To demonstrate whether GW-1 could specifically monitor H2O2 under biological conditions, we next investigated the selectivity of the probe toward other biologically related species using fluorescence spectroscopy, as shown in Figure . As expected, the addition of the other representative reactive oxygen species (HOCl, KO2, ONOO–, •OH, TBHP) induced very weak or almost no fluorescence response, while the addition of H2O2 triggered marked fluorescence enhancement. These data clearly indicate that GW-1 has a high selectivity toward H2O2 over the other species examined.

Figure 3

Fluorescence responses of 2 μM GW-1 to various analytes (200 μM) in phosphate buffer (100 mM, pH 6.0). λex = 475 nm.

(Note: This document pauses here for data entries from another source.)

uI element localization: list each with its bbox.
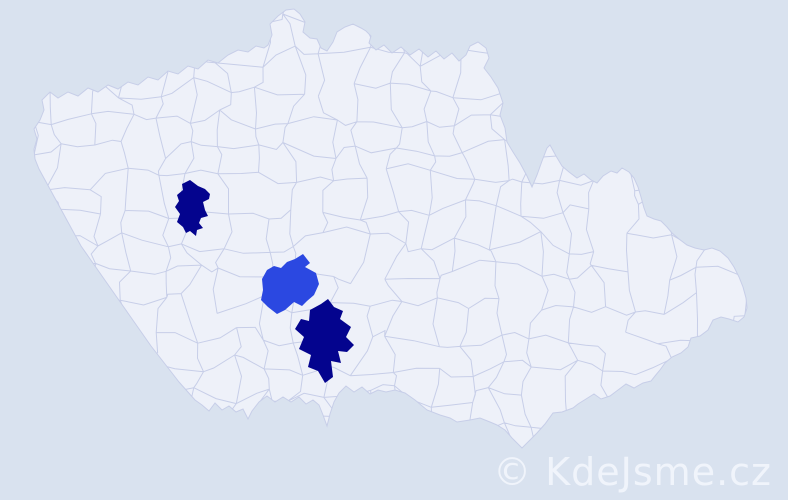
- highlighted-district-central[interactable]: [261, 254, 319, 314]
- highlighted-district-south[interactable]: [295, 299, 354, 383]
- highlighted-district-west[interactable]: [175, 180, 210, 236]
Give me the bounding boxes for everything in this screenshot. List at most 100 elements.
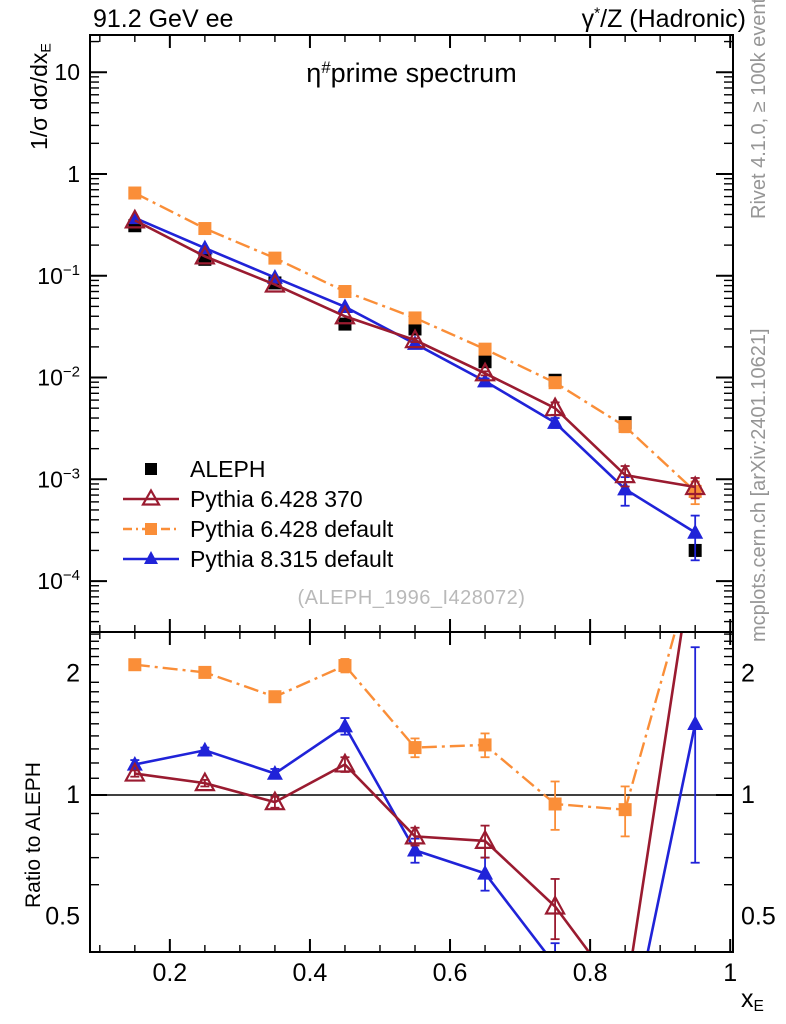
x-axis-label-sub: E	[753, 997, 764, 1015]
legend-sample-part	[145, 463, 157, 475]
marker-open-triangle	[544, 396, 566, 417]
series-py6_370	[123, 632, 683, 1008]
ratio-data	[123, 632, 704, 1008]
series-py6_370	[123, 208, 707, 500]
marker-open-triangle	[544, 894, 566, 915]
marker-open-triangle	[123, 208, 146, 229]
marker-square	[198, 222, 212, 236]
legend-item-aleph: ALEPH	[122, 454, 393, 484]
y-axis-label-sub: E	[38, 43, 55, 53]
y-tick-label: 10−4	[37, 567, 80, 594]
marker-square	[548, 797, 562, 811]
legend-label-py8-default: Pythia 8.315 default	[190, 545, 394, 572]
y-tick-label: 0.5	[741, 903, 776, 931]
ratio-axis-tick-labels: 2 21 10.5 0.50.2 0.4 0.6 0.8 1	[45, 659, 776, 987]
marker-open-triangle	[123, 761, 146, 782]
y-axis-label: 1/σ dσ/dxE	[26, 43, 55, 150]
marker-triangle	[687, 524, 704, 539]
marker-square	[338, 659, 352, 673]
main-axis-tick-labels: 10 1 10−1 10−2 10−3 10−4	[37, 59, 80, 594]
x-tick-label: 0.4	[293, 959, 328, 987]
y-tick-label: 2	[741, 659, 755, 687]
y-tick-label: 10−1	[37, 262, 80, 289]
marker-square	[268, 251, 282, 265]
legend-item-py8-default: Pythia 8.315 default	[122, 544, 393, 574]
main-data	[123, 186, 707, 562]
x-tick-label: 0.2	[152, 959, 187, 987]
marker-triangle	[336, 717, 353, 733]
marker-square	[478, 738, 492, 752]
marker-open-triangle	[474, 361, 496, 382]
marker-open-triangle	[194, 771, 216, 792]
process-label-rest: /Z (Hadronic)	[600, 5, 746, 33]
y-tick-label: 10−3	[37, 465, 80, 492]
y-tick-label: 0.5	[45, 903, 80, 931]
ratio-axis-label: Ratio to ALEPH	[22, 762, 45, 908]
marker-triangle	[617, 480, 634, 496]
process-label-gamma: γ	[581, 5, 595, 33]
process-label: γ*/Z (Hadronic)	[582, 5, 746, 34]
marker-square	[618, 420, 632, 434]
legend-marker-py6-default	[123, 523, 179, 535]
marker-open-triangle	[264, 790, 286, 811]
x-tick-label: 1	[723, 959, 737, 987]
main-panel: 10 1 10−1 10−2 10−3 10−4	[37, 34, 734, 633]
marker-square	[268, 690, 282, 704]
ratio-panel-frame	[89, 631, 734, 953]
marker-open-triangle	[264, 272, 286, 293]
marker-open-triangle	[404, 328, 426, 349]
y-tick-label: 2	[66, 659, 80, 687]
y-tick-label: 10−2	[37, 364, 80, 391]
series-py6_def	[128, 632, 677, 838]
marker-open-triangle	[474, 829, 496, 849]
x-axis-label-text: x	[741, 985, 754, 1013]
series-py6_def	[128, 186, 702, 506]
marker-triangle	[477, 864, 494, 880]
legend-sample-part	[145, 523, 157, 535]
beam-energy-label: 91.2 GeV ee	[93, 5, 234, 33]
marker-open-triangle	[404, 824, 426, 845]
marker-open-triangle	[334, 752, 356, 773]
marker-open-triangle	[614, 463, 636, 484]
main-axis-ticks	[90, 35, 733, 632]
marker-open-triangle	[684, 475, 707, 496]
marker-triangle	[547, 414, 564, 429]
marker-square	[338, 285, 352, 299]
marker-square	[618, 803, 632, 817]
legend-label-py6-default: Pythia 6.428 default	[190, 515, 394, 542]
y-tick-label: 1	[66, 781, 80, 809]
marker-square	[408, 311, 422, 325]
plot-title-eta: η	[306, 58, 322, 89]
legend-marker-py8-default	[123, 551, 179, 564]
y-axis-label-text: 1/σ dσ/dx	[26, 52, 52, 150]
marker-triangle	[196, 741, 213, 757]
analysis-id-watermark: (ALEPH_1996_I428072)	[297, 587, 526, 609]
legend-marker-py6-370	[123, 488, 179, 506]
marker-triangle	[687, 715, 704, 730]
series-line	[134, 219, 696, 489]
legend-item-py6-default: Pythia 6.428 default	[122, 514, 393, 544]
legend-label-py6-370: Pythia 6.428 370	[190, 485, 363, 512]
series-line	[134, 191, 696, 493]
marker-square	[408, 741, 422, 755]
legend: ALEPH Pythia 6.428 370 Pythia 6.428 defa…	[122, 454, 393, 574]
mcplots-credit-text: mcplots.cern.ch [arXiv:2401.10621]	[748, 328, 770, 642]
marker-square	[548, 376, 562, 390]
series-line	[134, 632, 683, 952]
marker-triangle	[266, 765, 283, 780]
plot-title: η#prime spectrum	[90, 58, 733, 89]
x-axis-label: xE	[741, 985, 764, 1016]
marker-open-triangle	[194, 244, 216, 265]
marker-square	[128, 186, 142, 200]
x-tick-label: 0.8	[573, 959, 608, 987]
legend-label-aleph: ALEPH	[190, 455, 266, 482]
y-tick-label: 1	[741, 781, 755, 809]
series-line	[134, 723, 697, 952]
ratio-panel: 2 21 10.5 0.50.2 0.4 0.6 0.8 1	[45, 631, 776, 1008]
y-tick-label: 10	[54, 59, 80, 85]
legend-item-py6-370: Pythia 6.428 370	[122, 484, 393, 514]
plot-title-hash: #	[321, 58, 331, 77]
marker-open-triangle	[616, 991, 634, 1008]
marker-square	[128, 658, 142, 672]
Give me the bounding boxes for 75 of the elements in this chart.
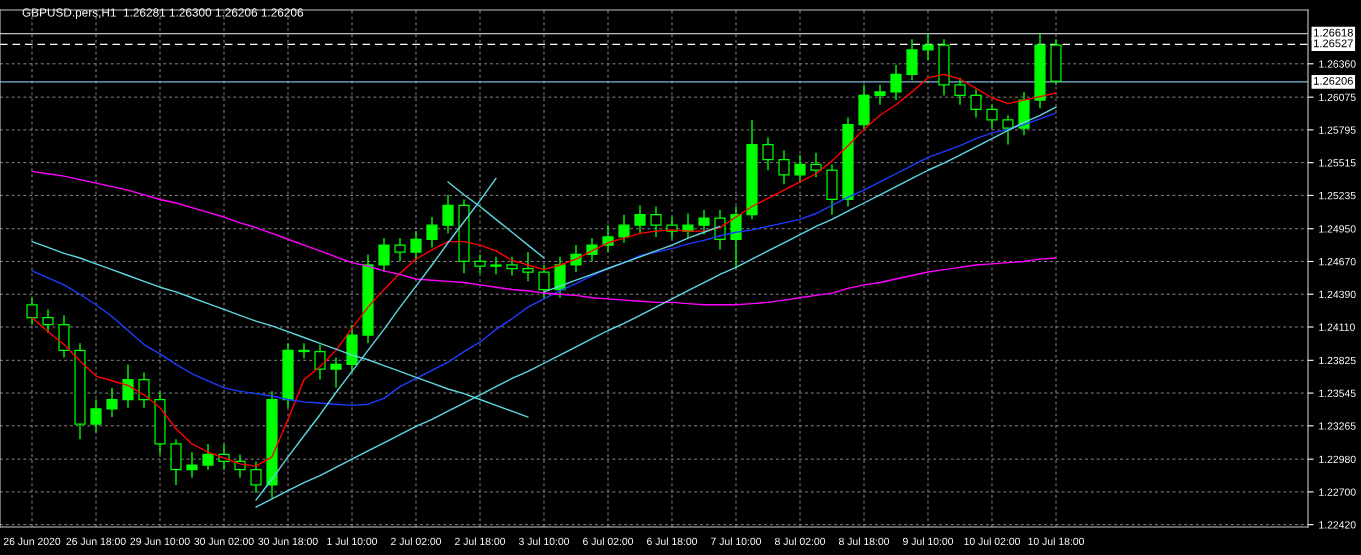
x-tick-label: 26 Jun 2020	[3, 537, 61, 546]
x-tick-label: 10 Jul 02:00	[964, 537, 1020, 546]
y-tick-label: 1.25515	[1319, 159, 1356, 167]
candlestick	[442, 194, 454, 235]
x-tick-label: 1 Jul 10:00	[327, 537, 378, 546]
y-tick-label: 1.22700	[1319, 488, 1356, 496]
chart-title: GBPUSD.pers,H1 1.26281 1.26300 1.26206 1.26206	[22, 8, 304, 19]
candlestick	[426, 216, 438, 249]
y-tick-label: 1.23825	[1319, 356, 1356, 365]
candlestick	[794, 154, 806, 184]
line-series	[31, 170, 1057, 306]
line-series	[31, 112, 1057, 407]
y-tick-label: 1.25235	[1319, 191, 1356, 200]
candlestick	[618, 213, 630, 244]
candlestick	[890, 64, 902, 101]
y-tick-label: 1.26075	[1319, 93, 1356, 102]
candlestick	[538, 264, 550, 299]
x-tick-label: 8 Jul 02:00	[774, 537, 826, 546]
y-tick-label: 1.24670	[1319, 257, 1356, 266]
candlestick	[506, 256, 518, 277]
y-tick-label: 1.24950	[1319, 225, 1356, 233]
candlestick	[90, 398, 102, 433]
candlestick	[922, 32, 934, 61]
candlestick	[298, 342, 310, 360]
candlestick	[762, 136, 774, 171]
x-tick-label: 26 Jun 18:00	[66, 537, 126, 546]
candlestick	[634, 204, 646, 235]
x-tick-label: 3 Jul 10:00	[518, 537, 570, 546]
candlestick	[490, 256, 502, 276]
candlestick	[394, 237, 406, 263]
candlestick	[1002, 114, 1014, 146]
x-tick-label: 7 Jul 10:00	[711, 537, 762, 546]
x-tick-label: 29 Jun 10:00	[130, 537, 190, 546]
ref-line-label: 1.26618	[1314, 28, 1353, 37]
x-tick-label: 10 Jul 18:00	[1028, 537, 1084, 546]
candlestick	[874, 84, 886, 106]
candlestick	[778, 149, 790, 185]
y-tick-label: 1.25795	[1319, 126, 1356, 134]
ref-line-label: 1.26206	[1314, 76, 1353, 85]
candlestick	[954, 77, 966, 106]
candlestick	[122, 363, 134, 409]
candlestick	[474, 253, 486, 274]
candlestick	[26, 297, 38, 326]
candlestick	[810, 152, 822, 178]
y-tick-label: 1.23545	[1319, 389, 1356, 397]
x-tick-label: 30 Jun 02:00	[194, 537, 254, 546]
candlestick	[202, 443, 214, 471]
y-tick-label: 1.22420	[1319, 521, 1356, 529]
candlestick	[698, 209, 710, 236]
candlestick	[378, 237, 390, 273]
candlestick	[522, 251, 534, 283]
x-tick-label: 2 Jul 18:00	[455, 537, 506, 546]
ref-line-label: 1.26527	[1314, 39, 1353, 48]
candlestick	[186, 451, 198, 479]
y-tick-label: 1.23265	[1319, 422, 1356, 430]
candlestick	[986, 104, 998, 129]
candlestick	[138, 371, 150, 409]
y-tick-label: 1.24110	[1319, 323, 1355, 331]
x-tick-label: 6 Jul 02:00	[583, 537, 634, 546]
x-tick-label: 6 Jul 18:00	[647, 537, 698, 546]
candlestick	[970, 88, 982, 119]
x-tick-label: 30 Jun 18:00	[258, 537, 318, 546]
x-tick-label: 9 Jul 10:00	[903, 537, 954, 546]
y-tick-label: 1.24390	[1319, 290, 1356, 299]
candlestick	[650, 205, 662, 238]
y-tick-label: 1.22980	[1319, 455, 1356, 464]
x-tick-label: 2 Jul 02:00	[391, 537, 442, 546]
candlestick	[250, 460, 262, 494]
candlestick	[106, 387, 118, 418]
candlestick	[410, 230, 422, 262]
candlestick	[330, 356, 342, 389]
candlestick	[314, 343, 326, 381]
candlestick	[42, 308, 54, 334]
y-tick-label: 1.26360	[1319, 60, 1356, 68]
x-tick-label: 8 Jul 18:00	[838, 537, 890, 546]
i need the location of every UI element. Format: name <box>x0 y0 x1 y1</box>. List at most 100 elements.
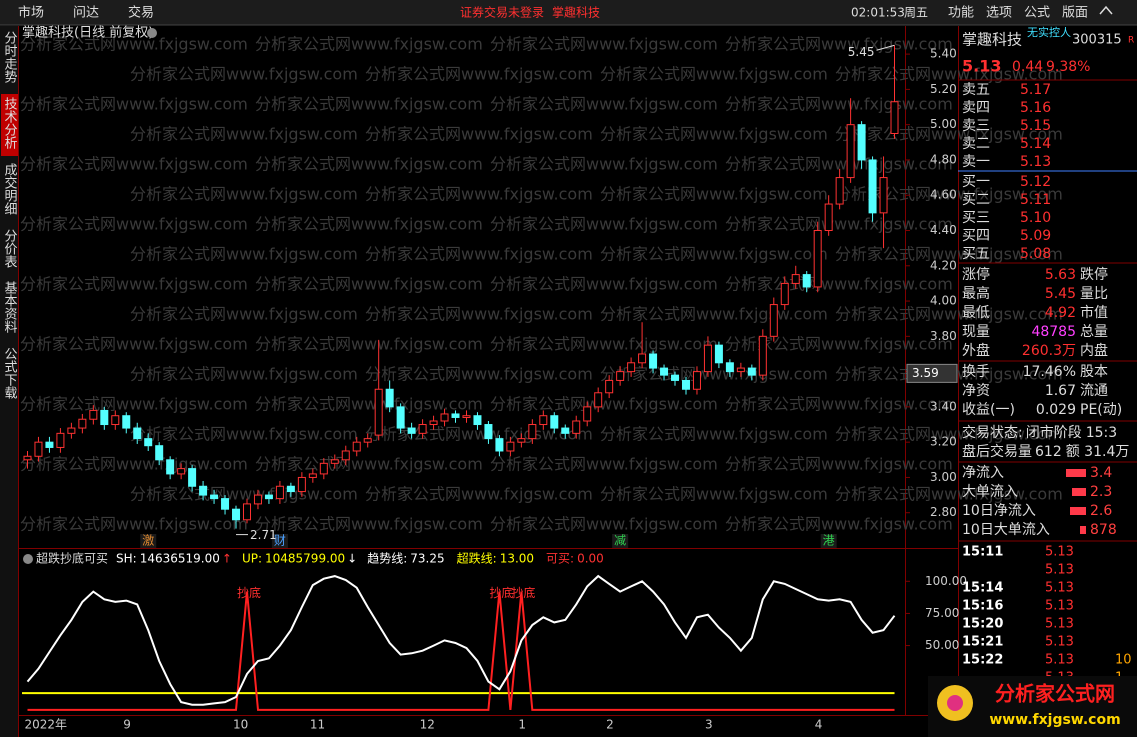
candle-body <box>780 282 789 306</box>
watermark: 分析家公式网www.fxjgsw.com <box>130 365 358 384</box>
menu-item[interactable]: 选项 <box>986 6 1012 21</box>
y-tick-label: 4.20 <box>930 258 957 272</box>
candle-body <box>34 441 43 457</box>
content: 市场 问达 交易 证券交易未登录 掌趣科技 02:01:53 周五 功能 选项 公式 版面分时走势技… <box>1 5 1137 732</box>
flow-bar <box>1070 507 1086 515</box>
watermark: 分析家公式网www.fxjgsw.com <box>20 275 248 294</box>
candle-body <box>67 427 76 434</box>
top-bar <box>0 0 1137 25</box>
menu-item[interactable]: 功能 <box>948 6 974 21</box>
candle-body <box>330 459 339 464</box>
settings-icon[interactable] <box>23 554 33 564</box>
stat-label: 市值 <box>1080 304 1108 321</box>
bid-price: 5.08 <box>1020 246 1051 262</box>
menu-item[interactable]: 交易 <box>128 5 154 21</box>
x-tick-label: 11 <box>310 718 325 732</box>
legend-value: 0.00 <box>577 552 604 566</box>
event-label: 财 <box>274 534 286 548</box>
watermark: 分析家公式网www.fxjgsw.com <box>835 485 1063 504</box>
menu-item[interactable]: 公式 <box>1024 6 1050 21</box>
side-tab[interactable]: 成交明细 <box>2 163 18 215</box>
flag: R <box>1128 36 1134 46</box>
candle-body <box>319 462 328 475</box>
watermarks: 分析家公式网www.fxjgsw.com 分析家公式网www.fxjgsw.com… <box>20 35 1063 534</box>
side-tab[interactable]: 公式下载 <box>2 347 18 400</box>
stat-label: 总量 <box>1080 324 1108 340</box>
logo: 分析家公式网 www.fxjgsw.com <box>928 676 1137 737</box>
menu-item[interactable]: 市场 <box>18 5 44 21</box>
candle-body <box>352 441 361 452</box>
watermark: 分析家公式网www.fxjgsw.com <box>255 335 483 354</box>
side-tab[interactable]: 基本资料 <box>2 281 18 333</box>
trade-volume: 10 <box>1115 653 1132 668</box>
y-tick-label: 3.20 <box>930 435 957 449</box>
watermark: 分析家公式网www.fxjgsw.com <box>365 305 593 324</box>
cursor-price-box <box>906 363 958 383</box>
candle-body <box>660 367 669 376</box>
stat-value: 1.67 <box>1045 383 1076 399</box>
candle-body <box>56 432 65 448</box>
side-tab[interactable]: 技术分析 <box>2 97 18 149</box>
trade-price: 5.13 <box>1045 581 1074 596</box>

Time Dependence in the Detection Process of H2O2

We further investigated the influence of the time-dependent modulations of the probe GW-1 when reacted with H2O2 under physiological conditions by monitoring the change of the fluorescent intensity (Figure ). Upon addition of H2O2, the emission intensity of the probe GW-1 at 549 nm increased dramatically until it reached a plateau in about 30 min at 37 °C in buffer. These results showed that the probe offered a 24-fold turn-on emission, indicating that the sensor can achieve real-time detection of H2O2 by the fluorescence signals under physiological conditions.

Figure 4

Kinetics of GW-1 (2 μM) and hydrogen peroxide (200 μM) in aqueous solution phosphate buffer (100 mM, pH 7.4).

Reaction Mechanism

The principle of sensing H2O2 by GW-1 for the optical changes is depicted in Scheme . As expected, with the addition of H2O2, the free GW-1 undergoes a nucleophilic addition reaction through the process described in Scheme , which generated a strong conjugate system after the cleavage of the quenching group and induced the fluorescence enhancement. To further investigate the sensing mechanism of GW-1, the mass spectrometry analysis indicated corroborative evidence for the formation of the GW-1 conjugate at m/z obsd 730.2 ([GW-1 + H]+, calcd 729.19 for C36H32F5N3O6S) implying the addition product (Figure S5).

Scheme 3

Schematic Illustration of the Reaction of GW-1 with H2O2

Conclusions

In summary, we have presented a platform to effectively measure H2O2 using a pentafluorobenzene-containing fluorescent probe GW-1. The pentafluorobenzene ring enhances the reactivity of the sulfonates for monitoring hydrogen peroxide, which are more stable to hydrolysis than are esters. The morpholine moiety is introduced into the molecular backbone by a dual-locked model system that consists of a spiro location and a target analyte, which can induce fluorescence enhancement activated by H+ and H2O2. These features are favorable for H2O2 sensing and pH changes in bioanalytical and biomedical applications.